La notion d’expertise indépendante du projet me paraît être très prudente, car elle permet d’éliminer des expériences qui pourraient être lourdes pour des personnes qui ne sont pas toujours en mesure d’évaluer les risques qu’elles prennent ou les désagréments qu’elles encourent.  Certaines personnes peuvent être d’accord de tester de nouveaux produits sans savoir exactement à quoi elles s’exposent.

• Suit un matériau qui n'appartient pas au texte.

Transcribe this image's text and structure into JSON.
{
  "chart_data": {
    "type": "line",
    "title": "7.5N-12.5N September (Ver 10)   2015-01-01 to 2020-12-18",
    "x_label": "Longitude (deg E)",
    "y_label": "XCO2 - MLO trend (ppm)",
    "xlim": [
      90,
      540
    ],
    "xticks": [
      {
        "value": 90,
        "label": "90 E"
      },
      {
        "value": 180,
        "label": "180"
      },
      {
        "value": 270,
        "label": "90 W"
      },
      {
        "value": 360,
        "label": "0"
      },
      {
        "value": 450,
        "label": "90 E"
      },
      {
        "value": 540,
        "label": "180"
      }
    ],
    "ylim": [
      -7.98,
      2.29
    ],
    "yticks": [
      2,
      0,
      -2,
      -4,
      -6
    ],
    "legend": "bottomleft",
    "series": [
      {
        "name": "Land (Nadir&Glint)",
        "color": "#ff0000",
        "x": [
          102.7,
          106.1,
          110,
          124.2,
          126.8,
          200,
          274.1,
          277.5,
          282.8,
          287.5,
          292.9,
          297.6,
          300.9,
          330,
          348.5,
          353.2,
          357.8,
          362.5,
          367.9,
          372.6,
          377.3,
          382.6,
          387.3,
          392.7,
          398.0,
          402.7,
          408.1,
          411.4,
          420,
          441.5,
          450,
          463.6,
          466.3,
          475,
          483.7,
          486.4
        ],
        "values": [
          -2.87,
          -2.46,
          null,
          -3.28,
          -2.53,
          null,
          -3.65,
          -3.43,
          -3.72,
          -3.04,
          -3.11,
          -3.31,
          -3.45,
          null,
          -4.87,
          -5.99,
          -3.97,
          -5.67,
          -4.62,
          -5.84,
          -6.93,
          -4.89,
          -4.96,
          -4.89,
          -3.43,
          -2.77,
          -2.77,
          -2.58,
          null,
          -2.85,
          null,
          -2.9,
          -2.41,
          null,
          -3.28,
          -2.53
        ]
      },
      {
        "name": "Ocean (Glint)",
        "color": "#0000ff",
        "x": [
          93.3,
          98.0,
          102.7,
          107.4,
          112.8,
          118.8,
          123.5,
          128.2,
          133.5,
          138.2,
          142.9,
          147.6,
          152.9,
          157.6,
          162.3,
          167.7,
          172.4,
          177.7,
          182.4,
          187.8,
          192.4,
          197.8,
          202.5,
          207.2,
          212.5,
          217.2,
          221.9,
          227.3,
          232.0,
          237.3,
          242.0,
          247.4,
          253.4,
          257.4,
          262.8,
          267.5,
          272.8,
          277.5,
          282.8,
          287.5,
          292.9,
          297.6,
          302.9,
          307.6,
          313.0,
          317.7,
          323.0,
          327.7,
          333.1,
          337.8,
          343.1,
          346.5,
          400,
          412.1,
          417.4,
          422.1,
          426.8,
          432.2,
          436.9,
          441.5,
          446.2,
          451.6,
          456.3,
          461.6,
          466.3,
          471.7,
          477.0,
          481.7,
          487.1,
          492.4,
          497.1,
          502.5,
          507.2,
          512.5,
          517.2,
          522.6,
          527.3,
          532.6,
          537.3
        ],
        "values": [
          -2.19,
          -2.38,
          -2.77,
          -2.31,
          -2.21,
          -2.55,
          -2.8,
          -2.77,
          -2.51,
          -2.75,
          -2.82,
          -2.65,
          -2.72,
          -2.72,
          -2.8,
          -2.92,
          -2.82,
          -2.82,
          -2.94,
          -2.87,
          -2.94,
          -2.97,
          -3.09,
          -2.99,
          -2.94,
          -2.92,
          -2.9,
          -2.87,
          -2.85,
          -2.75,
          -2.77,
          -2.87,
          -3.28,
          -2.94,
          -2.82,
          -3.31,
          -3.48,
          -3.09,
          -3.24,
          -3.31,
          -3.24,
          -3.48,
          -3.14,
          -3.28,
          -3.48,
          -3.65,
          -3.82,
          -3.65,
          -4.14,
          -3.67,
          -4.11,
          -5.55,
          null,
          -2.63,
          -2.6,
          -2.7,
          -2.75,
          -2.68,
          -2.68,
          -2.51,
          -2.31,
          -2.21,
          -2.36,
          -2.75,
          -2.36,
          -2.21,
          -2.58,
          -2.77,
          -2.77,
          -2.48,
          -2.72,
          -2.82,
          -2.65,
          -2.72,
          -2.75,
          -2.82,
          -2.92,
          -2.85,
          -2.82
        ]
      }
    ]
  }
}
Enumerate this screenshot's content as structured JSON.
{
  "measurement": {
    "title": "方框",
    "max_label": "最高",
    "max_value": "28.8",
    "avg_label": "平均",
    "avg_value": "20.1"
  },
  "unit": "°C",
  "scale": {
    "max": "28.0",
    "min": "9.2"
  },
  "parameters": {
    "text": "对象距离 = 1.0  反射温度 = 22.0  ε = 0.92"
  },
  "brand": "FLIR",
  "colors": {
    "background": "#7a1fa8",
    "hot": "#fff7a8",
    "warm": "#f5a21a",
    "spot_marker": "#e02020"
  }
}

Nous avons dû clarifier la portée de ce texte sur la recherche en sciences humaines. J’ai fait moi-même de telles recherches. J’ai utilisé des formulaires de consentement éclairé. J’ai ensuite anonymisé les réponses. Pour moi, cela fait partie de l’éthique et du respect de la personne. Je sais par expérience que cela rend les choses plus compliquées. Il faut expliquer les objectifs que l’on poursuit et obtenir un accord. Ca nécessite du temps, des explications et il se peut que finalement, on ne puisse pas utiliser des données qui paraissent intéressantes. Cependant je sais que c’est déjà comme cela que travaillent, dans toute la mesure du possible, les chercheurs en psychologie ou en sociologie et que cet article n’est pas trop contraignant pour eux. Il correspond à leur déontologie et laisse suffisamment de marge de manœuvre.

Pour toutes ces raisons, je vous propose, Chers Collègue, d’entrer en matière sur ces modification de la constitution.